Sidney Chalhoub: Há uma preocupação muito grande da comunidade de brasilianistas com a democracia do Brasil

Em entrevista, professor de Harvard e presidente da Brazilian Studies Association (Brasa) diz que longo histórico de golpes e intervenções militares na política do país dá motivo para atenção à crise democrática do Brasil, mas explica que o governo Bolsonaro está isolado no mundo e seria difícil ter apoio internacional para um governo autoritário 

Em entrevista, professor de Harvard e presidente da Brazilian Studies Association (Brasa) diz que longo histórico de golpes e intervenções militares na política do país dá motivo para atenção à crise democrática do Brasil, mas explica que o governo Bolsonaro está isolado no mundo e seria difícil ter apoio internacional para um governo autoritário 

Desfile da Operação Formosa, da Marinha, em Brasília com a presença do presidente Jair Bolsonaro em agosto de 2021 (Pedro França/Agência Senado)

Por Daniel Buarque

A crise da democracia brasileira, sob risco em um ano de eleições, foi um dos temas mais importantes abordados durante encontro internacional de acadêmicos que estudam o Brasil no exterior, em março. A comunidade de brasilianistas está preocupada com a situação da política do país, explicou Sidney Chalhoub, presidente da Brazilian Studies Association (Brasa), entidade que reúne estrangeiros que pesquisam temas ligados ao Brasil.

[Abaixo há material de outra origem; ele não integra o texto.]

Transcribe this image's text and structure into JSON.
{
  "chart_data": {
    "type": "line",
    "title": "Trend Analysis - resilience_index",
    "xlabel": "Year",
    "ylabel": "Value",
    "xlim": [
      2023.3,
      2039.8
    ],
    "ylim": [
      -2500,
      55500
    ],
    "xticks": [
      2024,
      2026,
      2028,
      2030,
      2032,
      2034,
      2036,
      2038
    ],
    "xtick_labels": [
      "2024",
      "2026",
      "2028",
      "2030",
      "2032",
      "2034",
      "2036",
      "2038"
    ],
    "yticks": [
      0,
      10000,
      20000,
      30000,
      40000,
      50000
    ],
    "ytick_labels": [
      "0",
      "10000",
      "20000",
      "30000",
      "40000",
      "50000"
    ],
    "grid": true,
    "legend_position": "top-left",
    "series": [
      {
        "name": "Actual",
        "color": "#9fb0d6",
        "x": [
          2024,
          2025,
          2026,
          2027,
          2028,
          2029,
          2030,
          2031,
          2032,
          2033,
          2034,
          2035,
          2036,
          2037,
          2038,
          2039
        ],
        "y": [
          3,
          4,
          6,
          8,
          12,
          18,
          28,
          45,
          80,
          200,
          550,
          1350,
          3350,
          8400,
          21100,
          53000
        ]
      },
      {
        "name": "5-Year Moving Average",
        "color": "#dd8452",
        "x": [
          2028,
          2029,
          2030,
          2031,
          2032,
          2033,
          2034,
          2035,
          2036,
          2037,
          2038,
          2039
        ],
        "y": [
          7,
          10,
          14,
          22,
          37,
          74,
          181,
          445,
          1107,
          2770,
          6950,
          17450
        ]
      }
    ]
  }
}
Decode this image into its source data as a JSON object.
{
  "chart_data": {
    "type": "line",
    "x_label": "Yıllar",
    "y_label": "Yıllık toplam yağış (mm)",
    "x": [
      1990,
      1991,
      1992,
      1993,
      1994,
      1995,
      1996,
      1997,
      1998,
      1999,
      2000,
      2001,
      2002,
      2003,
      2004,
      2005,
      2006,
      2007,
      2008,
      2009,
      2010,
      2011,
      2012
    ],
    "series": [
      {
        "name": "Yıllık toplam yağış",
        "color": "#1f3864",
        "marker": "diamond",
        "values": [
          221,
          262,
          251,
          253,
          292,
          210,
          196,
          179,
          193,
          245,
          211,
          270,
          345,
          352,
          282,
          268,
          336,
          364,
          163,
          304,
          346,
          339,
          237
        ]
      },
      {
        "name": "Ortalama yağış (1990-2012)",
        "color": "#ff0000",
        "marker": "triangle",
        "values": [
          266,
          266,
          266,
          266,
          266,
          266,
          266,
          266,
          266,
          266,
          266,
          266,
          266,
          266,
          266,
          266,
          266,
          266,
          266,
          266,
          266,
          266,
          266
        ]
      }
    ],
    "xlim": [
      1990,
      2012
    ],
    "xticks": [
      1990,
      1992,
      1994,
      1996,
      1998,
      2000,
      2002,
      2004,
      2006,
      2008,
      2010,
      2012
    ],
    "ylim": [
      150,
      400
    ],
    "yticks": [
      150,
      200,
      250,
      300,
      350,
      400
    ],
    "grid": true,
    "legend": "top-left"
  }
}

“Há um consenso em torno da ideia de crise da crise democrática”, disse Chalhoub em entrevista à Interesse Nacional. “O Brasil voltou a não ter um regime democrático funcional. Tanto que a discussão política está totalmente capturada pela questão sobre a possibilidade de um golpe, sobre acusações falsas de fraude eleitoral”, explicou.

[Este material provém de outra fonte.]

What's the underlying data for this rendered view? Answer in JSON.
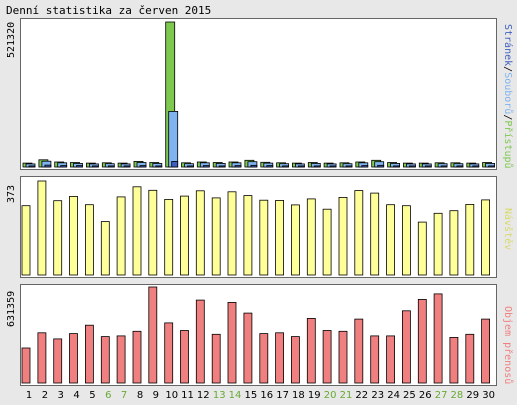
{
  "title": "Denní statistika za červen 2015",
  "chart_data": [
    {
      "type": "bar",
      "categories": [
        "1",
        "2",
        "3",
        "4",
        "5",
        "6",
        "7",
        "8",
        "9",
        "10",
        "11",
        "12",
        "13",
        "14",
        "15",
        "16",
        "17",
        "18",
        "19",
        "20",
        "21",
        "22",
        "23",
        "24",
        "25",
        "26",
        "27",
        "28",
        "29",
        "30"
      ],
      "weekend_days": [
        "6",
        "7",
        "13",
        "14",
        "20",
        "21",
        "27",
        "28"
      ],
      "ylim": [
        0,
        521320
      ],
      "y_tick_label": "521320",
      "right_label_parts": [
        "Stránek",
        "/",
        "Souborů",
        "/",
        "Přístupů"
      ],
      "series": [
        {
          "name": "Přístupů",
          "color": "#7ec850",
          "values": [
            14000,
            26000,
            18000,
            16000,
            14000,
            15000,
            14000,
            20000,
            16000,
            521320,
            15000,
            18000,
            16000,
            18000,
            24000,
            17000,
            15000,
            14000,
            16000,
            14000,
            15000,
            18000,
            24000,
            16000,
            14000,
            14000,
            15000,
            15000,
            14000,
            16000
          ]
        },
        {
          "name": "Souborů",
          "color": "#80b4f0",
          "values": [
            11000,
            21000,
            15000,
            13000,
            11000,
            12000,
            11000,
            16000,
            13000,
            200000,
            12000,
            15000,
            13000,
            15000,
            19000,
            14000,
            12000,
            11000,
            13000,
            11000,
            12000,
            15000,
            19000,
            13000,
            11000,
            11000,
            12000,
            12000,
            11000,
            13000
          ]
        },
        {
          "name": "Stránek",
          "color": "#3d5fbf",
          "values": [
            4000,
            7000,
            5000,
            5000,
            4000,
            4000,
            4000,
            5000,
            4000,
            20000,
            4000,
            5000,
            4000,
            5000,
            6000,
            5000,
            4000,
            4000,
            4000,
            4000,
            4000,
            5000,
            6000,
            4000,
            4000,
            4000,
            4000,
            4000,
            4000,
            4000
          ]
        }
      ]
    },
    {
      "type": "bar",
      "categories": [
        "1",
        "2",
        "3",
        "4",
        "5",
        "6",
        "7",
        "8",
        "9",
        "10",
        "11",
        "12",
        "13",
        "14",
        "15",
        "16",
        "17",
        "18",
        "19",
        "20",
        "21",
        "22",
        "23",
        "24",
        "25",
        "26",
        "27",
        "28",
        "29",
        "30"
      ],
      "ylim": [
        0,
        373
      ],
      "y_tick_label": "373",
      "right_label": "Návštěv",
      "series": [
        {
          "name": "Návštěv",
          "color": "#ffff99",
          "values": [
            275,
            373,
            295,
            312,
            279,
            212,
            310,
            350,
            336,
            300,
            313,
            334,
            306,
            330,
            315,
            297,
            296,
            278,
            302,
            261,
            308,
            335,
            325,
            279,
            275,
            210,
            245,
            255,
            280,
            298
          ]
        }
      ]
    },
    {
      "type": "bar",
      "categories": [
        "1",
        "2",
        "3",
        "4",
        "5",
        "6",
        "7",
        "8",
        "9",
        "10",
        "11",
        "12",
        "13",
        "14",
        "15",
        "16",
        "17",
        "18",
        "19",
        "20",
        "21",
        "22",
        "23",
        "24",
        "25",
        "26",
        "27",
        "28",
        "29",
        "30"
      ],
      "ylim": [
        0,
        631359
      ],
      "y_tick_label": "631359",
      "right_label": "Objem přenosů",
      "series": [
        {
          "name": "Objem přenosů",
          "color": "#f08080",
          "values": [
            230000,
            330000,
            290000,
            325000,
            380000,
            305000,
            310000,
            340000,
            631359,
            395000,
            345000,
            545000,
            320000,
            530000,
            460000,
            325000,
            330000,
            305000,
            425000,
            345000,
            340000,
            420000,
            310000,
            310000,
            475000,
            550000,
            586000,
            300000,
            320000,
            420000
          ]
        }
      ]
    }
  ]
}
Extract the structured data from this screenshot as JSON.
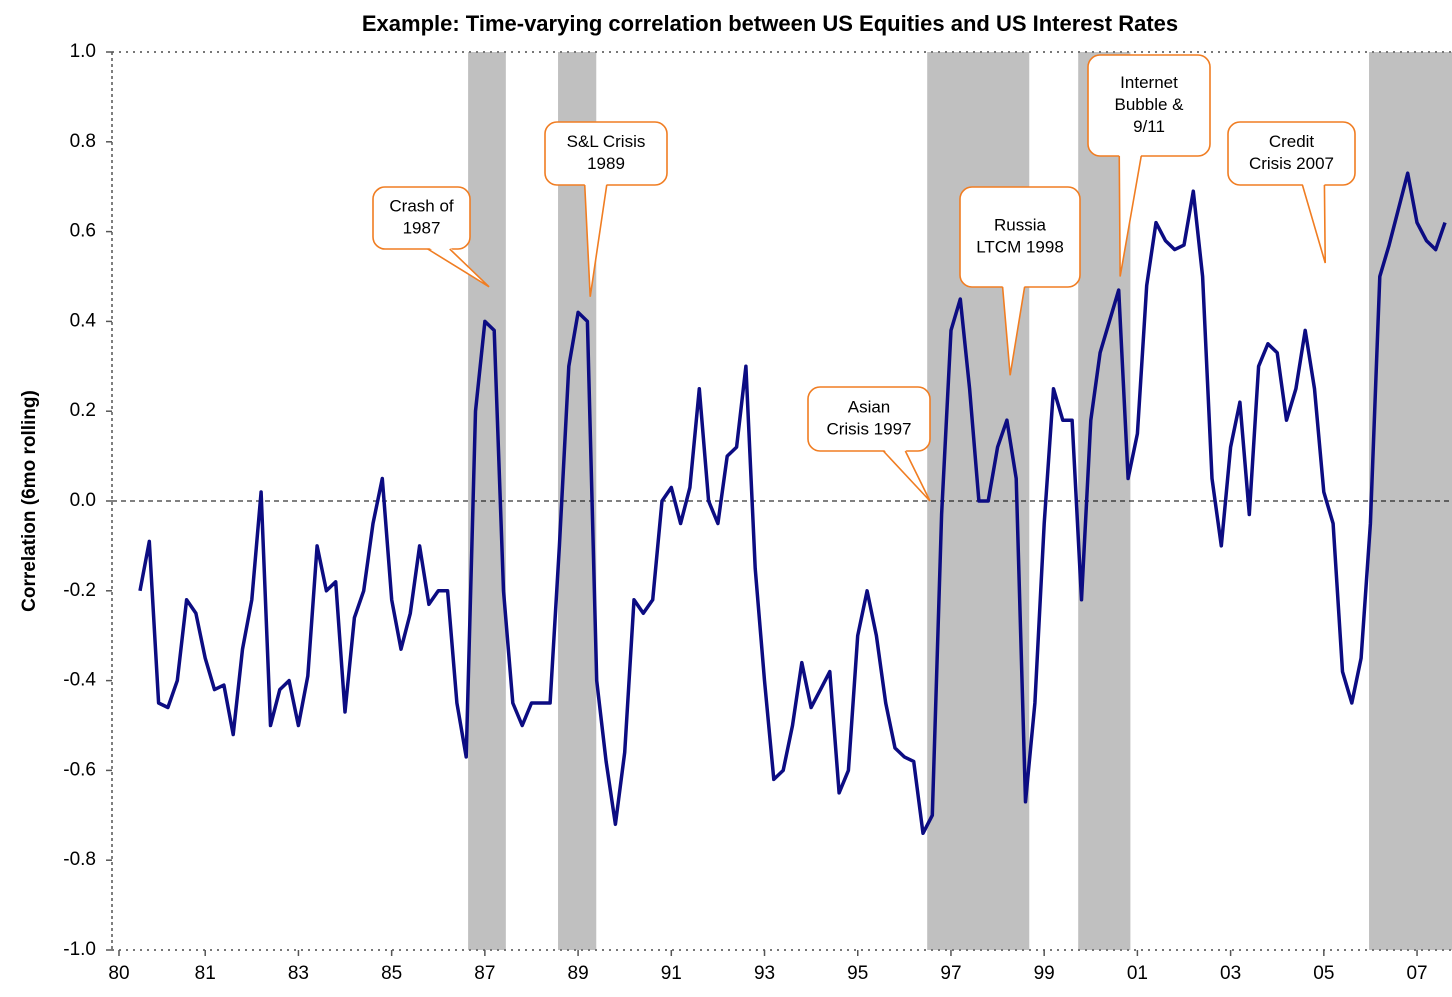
{
  "chart_data": {
    "type": "line",
    "title": "Example: Time-varying correlation between US Equities and US Interest Rates",
    "y_label": "Correlation (6mo rolling)",
    "color": "#0c0c82",
    "shade_color": "#c0c0c0",
    "callout_color": "#f07d22",
    "xlim": [
      1979,
      2007.75
    ],
    "ylim": [
      -1.0,
      1.0
    ],
    "xticks": [
      {
        "value": 1979.15,
        "label": "80"
      },
      {
        "value": 1981,
        "label": "81"
      },
      {
        "value": 1983,
        "label": "83"
      },
      {
        "value": 1985,
        "label": "85"
      },
      {
        "value": 1987,
        "label": "87"
      },
      {
        "value": 1989,
        "label": "89"
      },
      {
        "value": 1991,
        "label": "91"
      },
      {
        "value": 1993,
        "label": "93"
      },
      {
        "value": 1995,
        "label": "95"
      },
      {
        "value": 1997,
        "label": "97"
      },
      {
        "value": 1999,
        "label": "99"
      },
      {
        "value": 2001,
        "label": "01"
      },
      {
        "value": 2003,
        "label": "03"
      },
      {
        "value": 2005,
        "label": "05"
      },
      {
        "value": 2007,
        "label": "07"
      }
    ],
    "yticks": [
      {
        "value": 1.0,
        "label": "1.0"
      },
      {
        "value": 0.8,
        "label": "0.8"
      },
      {
        "value": 0.6,
        "label": "0.6"
      },
      {
        "value": 0.4,
        "label": "0.4"
      },
      {
        "value": 0.2,
        "label": "0.2"
      },
      {
        "value": 0.0,
        "label": "0.0"
      },
      {
        "value": -0.2,
        "label": "-0.2"
      },
      {
        "value": -0.4,
        "label": "-0.4"
      },
      {
        "value": -0.6,
        "label": "-0.6"
      },
      {
        "value": -0.8,
        "label": "-0.8"
      },
      {
        "value": -1.0,
        "label": "-1.0"
      }
    ],
    "shaded_periods": [
      [
        1986.64,
        1987.45
      ],
      [
        1988.57,
        1989.39
      ],
      [
        1996.49,
        1998.68
      ],
      [
        1999.73,
        2000.85
      ],
      [
        2005.97,
        2007.75
      ]
    ],
    "x": [
      1979.6,
      1979.8,
      1980.0,
      1980.2,
      1980.4,
      1980.6,
      1980.8,
      1981.0,
      1981.2,
      1981.4,
      1981.6,
      1981.8,
      1982.0,
      1982.2,
      1982.4,
      1982.6,
      1982.8,
      1983.0,
      1983.2,
      1983.4,
      1983.6,
      1983.8,
      1984.0,
      1984.2,
      1984.4,
      1984.6,
      1984.8,
      1985.0,
      1985.2,
      1985.4,
      1985.6,
      1985.8,
      1986.0,
      1986.2,
      1986.4,
      1986.6,
      1986.8,
      1987.0,
      1987.2,
      1987.4,
      1987.6,
      1987.8,
      1988.0,
      1988.2,
      1988.4,
      1988.6,
      1988.8,
      1989.0,
      1989.2,
      1989.4,
      1989.6,
      1989.8,
      1990.0,
      1990.2,
      1990.4,
      1990.6,
      1990.8,
      1991.0,
      1991.2,
      1991.4,
      1991.6,
      1991.8,
      1992.0,
      1992.2,
      1992.4,
      1992.6,
      1992.8,
      1993.0,
      1993.2,
      1993.4,
      1993.6,
      1993.8,
      1994.0,
      1994.2,
      1994.4,
      1994.6,
      1994.8,
      1995.0,
      1995.2,
      1995.4,
      1995.6,
      1995.8,
      1996.0,
      1996.2,
      1996.4,
      1996.6,
      1996.8,
      1997.0,
      1997.2,
      1997.4,
      1997.6,
      1997.8,
      1998.0,
      1998.2,
      1998.4,
      1998.6,
      1998.8,
      1999.0,
      1999.2,
      1999.4,
      1999.6,
      1999.8,
      2000.0,
      2000.2,
      2000.4,
      2000.6,
      2000.8,
      2001.0,
      2001.2,
      2001.4,
      2001.6,
      2001.8,
      2002.0,
      2002.2,
      2002.4,
      2002.6,
      2002.8,
      2003.0,
      2003.2,
      2003.4,
      2003.6,
      2003.8,
      2004.0,
      2004.2,
      2004.4,
      2004.6,
      2004.8,
      2005.0,
      2005.2,
      2005.4,
      2005.6,
      2005.8,
      2006.0,
      2006.2,
      2006.4,
      2006.6,
      2006.8,
      2007.0,
      2007.2,
      2007.4,
      2007.6
    ],
    "values": [
      -0.2,
      -0.09,
      -0.45,
      -0.46,
      -0.4,
      -0.22,
      -0.25,
      -0.35,
      -0.42,
      -0.41,
      -0.52,
      -0.33,
      -0.22,
      0.02,
      -0.5,
      -0.42,
      -0.4,
      -0.5,
      -0.39,
      -0.1,
      -0.2,
      -0.18,
      -0.47,
      -0.26,
      -0.2,
      -0.05,
      0.05,
      -0.22,
      -0.33,
      -0.25,
      -0.1,
      -0.23,
      -0.2,
      -0.2,
      -0.45,
      -0.57,
      0.2,
      0.4,
      0.38,
      -0.2,
      -0.45,
      -0.5,
      -0.45,
      -0.45,
      -0.45,
      -0.1,
      0.3,
      0.42,
      0.4,
      -0.4,
      -0.58,
      -0.72,
      -0.56,
      -0.22,
      -0.25,
      -0.22,
      0.0,
      0.03,
      -0.05,
      0.03,
      0.25,
      0.0,
      -0.05,
      0.1,
      0.12,
      0.3,
      -0.15,
      -0.4,
      -0.62,
      -0.6,
      -0.5,
      -0.36,
      -0.46,
      -0.42,
      -0.38,
      -0.65,
      -0.6,
      -0.3,
      -0.2,
      -0.3,
      -0.45,
      -0.55,
      -0.57,
      -0.58,
      -0.74,
      -0.7,
      -0.03,
      0.38,
      0.45,
      0.25,
      0.0,
      0.0,
      0.12,
      0.18,
      0.05,
      -0.67,
      -0.45,
      -0.05,
      0.25,
      0.18,
      0.18,
      -0.22,
      0.18,
      0.33,
      0.4,
      0.47,
      0.05,
      0.15,
      0.48,
      0.62,
      0.58,
      0.56,
      0.57,
      0.69,
      0.5,
      0.05,
      -0.1,
      0.12,
      0.22,
      -0.03,
      0.3,
      0.35,
      0.33,
      0.18,
      0.25,
      0.38,
      0.25,
      0.02,
      -0.05,
      -0.38,
      -0.45,
      -0.35,
      -0.05,
      0.5,
      0.57,
      0.65,
      0.73,
      0.62,
      0.58,
      0.56,
      0.62
    ],
    "annotations": [
      {
        "text": [
          "Crash of",
          "1987"
        ],
        "x": 1987.09,
        "y": 0.477
      },
      {
        "text": [
          "S&L Crisis",
          "1989"
        ],
        "x": 1989.26,
        "y": 0.455
      },
      {
        "text": [
          "Asian",
          "Crisis 1997"
        ],
        "x": 1996.55,
        "y": 0.0
      },
      {
        "text": [
          "Russia",
          "LTCM 1998"
        ],
        "x": 1998.27,
        "y": 0.28
      },
      {
        "text": [
          "Internet",
          "Bubble &",
          "9/11"
        ],
        "x": 2000.63,
        "y": 0.5
      },
      {
        "text": [
          "Credit",
          "Crisis 2007"
        ],
        "x": 2005.03,
        "y": 0.53
      }
    ]
  }
}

Chalhoub é professor de história e de estudos africanos e afro-americanos na Universidade de Harvard. É autor de A força da escravidão (2012), em que aborda a escravidão ilegal e a precariedade da liberdade no Brasil oitocentista, e de livros sobre a história social do Rio de Janeiro, como Trabalho, lar e botequim (1986), sobre a cultura operária no início do século XX, Visões da liberdade (1990), sobre as últimas décadas da escravidão; e Cidade febril (1996), sobre cortiços e epidemias na segunda metade do século XIX. 

Um dos focos da sua avaliação sobre a situação brasileira é que a presença dos militares na política foi uma constante desde o século XIX, o que gera preocupação no momento atual. O Brasil, diz, tem uma “tradição do intervencionismo militar na política”, que coloca a democracia em risco. Apesar disso, o contexto internacional e o isolamento do governo de Jair Bolsonaro tornam difícil que uma tentativa de golpe tenha apoio fora do país. “Não há nenhuma condição do governo norte-americano fazer o que fez em 1964, até porque Bolsonaro é um realmente um pária Internacional, não tem diálogo em lugar nenhum”, disse. 

Leia a entrevista completa abaixo.

Daniel Buarque – Como a Brazilian Studies Association está acompanhando a questão da eleição no Brasil neste ano? 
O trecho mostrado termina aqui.